Sticking with 50 folds, the dataset charleston_act.csv provides training and testing scores of .004 and -.151 in the original linear regression model. Upon standardizing the data, the scores change to .004 and -.13, while the standardized ridge regression reveals training and testing scores of .004 and -.155. In comparison to the dataset of asking prices, actual prices produce a model with much closer internal and external validity; however, the values are even lower than that of the original data - suggesting each model is very under-fit. With R-squared values of .004, less than 1% of the trained data is explained by the model.

5

Including the zip code dummy variables in the model of actual prices increases the training and testing scores across all three models. In OLS linear regression using 50 folds, there was a training score of .337 and a testing score of .127. Upon standardizing, the testing score increased to .314, suggesting the standardized model is a better fit for the full data set of actual home prices. In the final, ridge regression model, the testing score produced a value of .065. Each model claims about 33% of the trained data is explained by the model, while the predictive power of the un-trained, new data changes more dramatically, shifting from 6% to 12% and 31%. Including the zip code data improves the standardized model, suggesting the location of the homes has a greater impact on prices than the size of the homes.

6

Of the models ran, the best results were produced using standardized linear regression with the data set including the zip code dummy variables.
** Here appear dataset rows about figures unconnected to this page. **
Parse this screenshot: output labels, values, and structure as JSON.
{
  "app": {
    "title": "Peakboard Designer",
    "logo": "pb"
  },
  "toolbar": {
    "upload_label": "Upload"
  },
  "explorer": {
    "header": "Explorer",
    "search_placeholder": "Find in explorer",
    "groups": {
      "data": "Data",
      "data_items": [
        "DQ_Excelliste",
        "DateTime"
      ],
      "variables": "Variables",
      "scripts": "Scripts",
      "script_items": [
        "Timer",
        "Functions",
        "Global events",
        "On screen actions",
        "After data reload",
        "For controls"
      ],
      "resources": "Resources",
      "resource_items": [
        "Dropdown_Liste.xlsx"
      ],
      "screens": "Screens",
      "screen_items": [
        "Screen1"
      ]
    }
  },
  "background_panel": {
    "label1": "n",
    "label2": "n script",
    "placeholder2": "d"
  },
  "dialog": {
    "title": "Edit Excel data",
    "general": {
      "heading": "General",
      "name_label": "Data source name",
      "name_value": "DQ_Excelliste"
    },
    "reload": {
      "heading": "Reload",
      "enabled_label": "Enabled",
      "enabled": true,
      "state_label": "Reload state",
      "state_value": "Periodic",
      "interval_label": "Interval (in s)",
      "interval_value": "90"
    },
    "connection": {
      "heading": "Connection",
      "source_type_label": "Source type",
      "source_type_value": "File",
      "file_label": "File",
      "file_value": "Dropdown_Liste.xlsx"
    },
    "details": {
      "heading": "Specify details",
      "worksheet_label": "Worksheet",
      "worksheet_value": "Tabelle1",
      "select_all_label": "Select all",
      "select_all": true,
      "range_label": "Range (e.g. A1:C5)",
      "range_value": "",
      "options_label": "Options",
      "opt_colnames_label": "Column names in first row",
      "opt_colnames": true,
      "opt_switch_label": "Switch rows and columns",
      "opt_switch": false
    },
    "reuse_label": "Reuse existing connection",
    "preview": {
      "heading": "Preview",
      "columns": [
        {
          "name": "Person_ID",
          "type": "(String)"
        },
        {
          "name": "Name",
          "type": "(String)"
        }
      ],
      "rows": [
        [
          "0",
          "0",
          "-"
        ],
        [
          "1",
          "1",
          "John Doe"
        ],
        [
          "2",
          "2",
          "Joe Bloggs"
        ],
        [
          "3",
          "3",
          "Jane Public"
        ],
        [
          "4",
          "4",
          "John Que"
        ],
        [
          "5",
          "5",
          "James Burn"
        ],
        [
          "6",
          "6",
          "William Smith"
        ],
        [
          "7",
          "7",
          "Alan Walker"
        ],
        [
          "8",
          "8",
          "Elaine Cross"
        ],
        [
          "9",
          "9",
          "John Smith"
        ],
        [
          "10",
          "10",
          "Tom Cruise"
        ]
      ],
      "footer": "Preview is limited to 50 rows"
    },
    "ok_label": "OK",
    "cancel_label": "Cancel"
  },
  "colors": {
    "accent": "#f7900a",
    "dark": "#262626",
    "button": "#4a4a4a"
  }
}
With a closer connection between the external and internal validity of this model, and the low values of both validities, this model is estimated to be underfit, however it is a much better fit than that of the datasets excluding the zip code variables. There was likely an issue of omitted variables in those model, as the three included features had such a low impact on the model. Including zip code boosted the predictive power of the model, and likely, the inclusion of other possible independent variables would further improve the model’s predictive power. If I was working at Zillow, in the linear regression model of the final data set, I would include additional variables that could influence home prices, such as when the home was built and other aspects of location, such as proximity to cities or schools, or if any included neighborhoods were considered low-income housing.